Way to Stop a Crawl without Losing all the Data?

Jan 17, 2013 at 10:13 PM
Edited Jan 17, 2013 at 10:18 PM


Okay, so I'm doing a data crawl on Twitter, and it's been going on for days.  It's at some 2,200 pages of downloads right now, and it's still going.  Is there any way to stop the crawl without losing the collected data so far?  Usually when it's been going for a few days, it'll either stop on its own and offer a partial data extraction, or the whole system crashes, and I have nothing.

Is there an in-between way of salvaging what's been captured without waiting to see if it stops on its own or crashes? 


Is there a natural limit on a crawl?  Is it about 80,000 nodes the top end?  And if so, where are the limits coming from?  Is it my computer that's the limiting factor? The social media platform? The NodeXL software? 


Is there a way to pause a crawl to save the data, so there is an intermediate point of data collection beyond which one would not lose the data? (Excel's automatic backup does not seem to work when using NodeXL to do a data crawl.)  


On a side note, is it ever possible to know at the beginning of a data crawl how long it might take, or does the computer only know to grab the next thing and not have a sense of the totality of its task?  (And if the computer can know, is there a way to throw that information up for the user?)

Jan 18, 2013 at 6:32 AM


To answer your specific questions:

1. There is no in-between way of salvaging what's been captured so far.

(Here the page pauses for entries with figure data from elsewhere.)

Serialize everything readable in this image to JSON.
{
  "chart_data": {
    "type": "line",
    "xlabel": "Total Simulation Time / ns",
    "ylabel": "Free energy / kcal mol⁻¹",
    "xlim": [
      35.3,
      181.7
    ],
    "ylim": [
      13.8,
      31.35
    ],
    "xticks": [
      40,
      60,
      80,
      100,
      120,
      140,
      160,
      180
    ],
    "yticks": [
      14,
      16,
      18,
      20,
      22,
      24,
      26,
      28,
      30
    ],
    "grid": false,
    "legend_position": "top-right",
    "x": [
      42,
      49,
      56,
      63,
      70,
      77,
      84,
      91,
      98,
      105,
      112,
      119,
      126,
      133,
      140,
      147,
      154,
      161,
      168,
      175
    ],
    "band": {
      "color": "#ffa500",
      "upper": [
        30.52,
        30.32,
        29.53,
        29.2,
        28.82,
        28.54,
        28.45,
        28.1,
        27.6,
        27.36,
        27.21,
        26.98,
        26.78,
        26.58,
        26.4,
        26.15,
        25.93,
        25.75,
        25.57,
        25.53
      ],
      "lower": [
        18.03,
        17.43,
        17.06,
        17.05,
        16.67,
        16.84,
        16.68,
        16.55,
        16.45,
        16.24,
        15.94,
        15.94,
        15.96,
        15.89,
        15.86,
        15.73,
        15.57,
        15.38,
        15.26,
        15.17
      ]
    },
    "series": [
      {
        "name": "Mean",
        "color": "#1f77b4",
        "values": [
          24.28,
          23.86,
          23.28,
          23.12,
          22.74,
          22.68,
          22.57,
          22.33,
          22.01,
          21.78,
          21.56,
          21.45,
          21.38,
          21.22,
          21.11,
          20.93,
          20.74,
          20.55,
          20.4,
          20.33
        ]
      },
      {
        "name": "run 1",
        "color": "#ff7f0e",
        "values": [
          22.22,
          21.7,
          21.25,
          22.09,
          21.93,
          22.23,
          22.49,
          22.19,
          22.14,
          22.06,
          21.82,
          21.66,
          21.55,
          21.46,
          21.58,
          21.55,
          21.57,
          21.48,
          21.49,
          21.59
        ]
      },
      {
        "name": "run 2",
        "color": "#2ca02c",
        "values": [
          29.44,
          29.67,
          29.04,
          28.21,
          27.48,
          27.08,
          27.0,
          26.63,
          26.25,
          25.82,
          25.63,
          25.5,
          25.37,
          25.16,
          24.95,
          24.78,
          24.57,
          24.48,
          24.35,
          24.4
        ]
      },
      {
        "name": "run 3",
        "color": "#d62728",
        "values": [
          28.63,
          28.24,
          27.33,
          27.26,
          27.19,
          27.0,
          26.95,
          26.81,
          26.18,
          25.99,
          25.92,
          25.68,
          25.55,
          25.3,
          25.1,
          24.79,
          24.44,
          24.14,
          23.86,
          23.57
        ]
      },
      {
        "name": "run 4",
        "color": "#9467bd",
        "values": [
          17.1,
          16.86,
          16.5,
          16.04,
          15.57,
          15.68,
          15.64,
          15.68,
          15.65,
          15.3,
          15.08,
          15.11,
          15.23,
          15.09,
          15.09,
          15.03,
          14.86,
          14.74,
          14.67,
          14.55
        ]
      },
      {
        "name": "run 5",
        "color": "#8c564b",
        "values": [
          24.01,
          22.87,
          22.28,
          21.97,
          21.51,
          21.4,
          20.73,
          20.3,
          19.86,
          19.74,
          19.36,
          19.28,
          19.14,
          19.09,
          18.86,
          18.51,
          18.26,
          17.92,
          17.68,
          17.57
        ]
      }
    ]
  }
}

2. When asking for follows relationships with "Limit to X people" unchecked, there is no "natural" limit on a crawl.  NodeXL asks Twitter for all the followers and doesn't stop until Twitter says, "that's all."

3. There is no way to pause a crawl.

4. It's theoretically possible for us to look at the number of followers each person has and estimate how long it might take to get all of them, but we're not doing that right now.  I can see how that information might be useful.

On a more general note, I don't think NodeXL is a good tool for getting the large volume of data you are interested in.  Twitter just makes that too difficult by 1) limiting how many requests programs like NodeXL can make each hour; and 2) reserving the right to stop providing data any time its servers get too busy.  We've had many reports of people waiting hours and days for a network, and then being unceremoniously kicked out for unknown reasons.  There is also the problem of network glitches, which NodeXL tries to recover from but quits after so many tries.

NodeXL's Twitter importers work fine for small and medium networks for most people, and for larger networks for those NodeXL users who have been "whitelisted" by Twitter.  Whitelisting means that the per-hour limits are lifted.  Unfortunately, Twitter will no longer whitelist people.

-- Tony

Jan 18, 2013 at 11:30 AM

Hello, Tony:  Thanks for your detailed response. This helps immensely. 

The whitelisting does benefit the crawl speed, for sure. I was able to get whitelisted in Twitter about a month ago, so that was all working then. 

I have one other tool that I'm trying that enables some of this data extraction. I'm not sure what else is out there that turns out such beautiful graphs and is so fun to use though.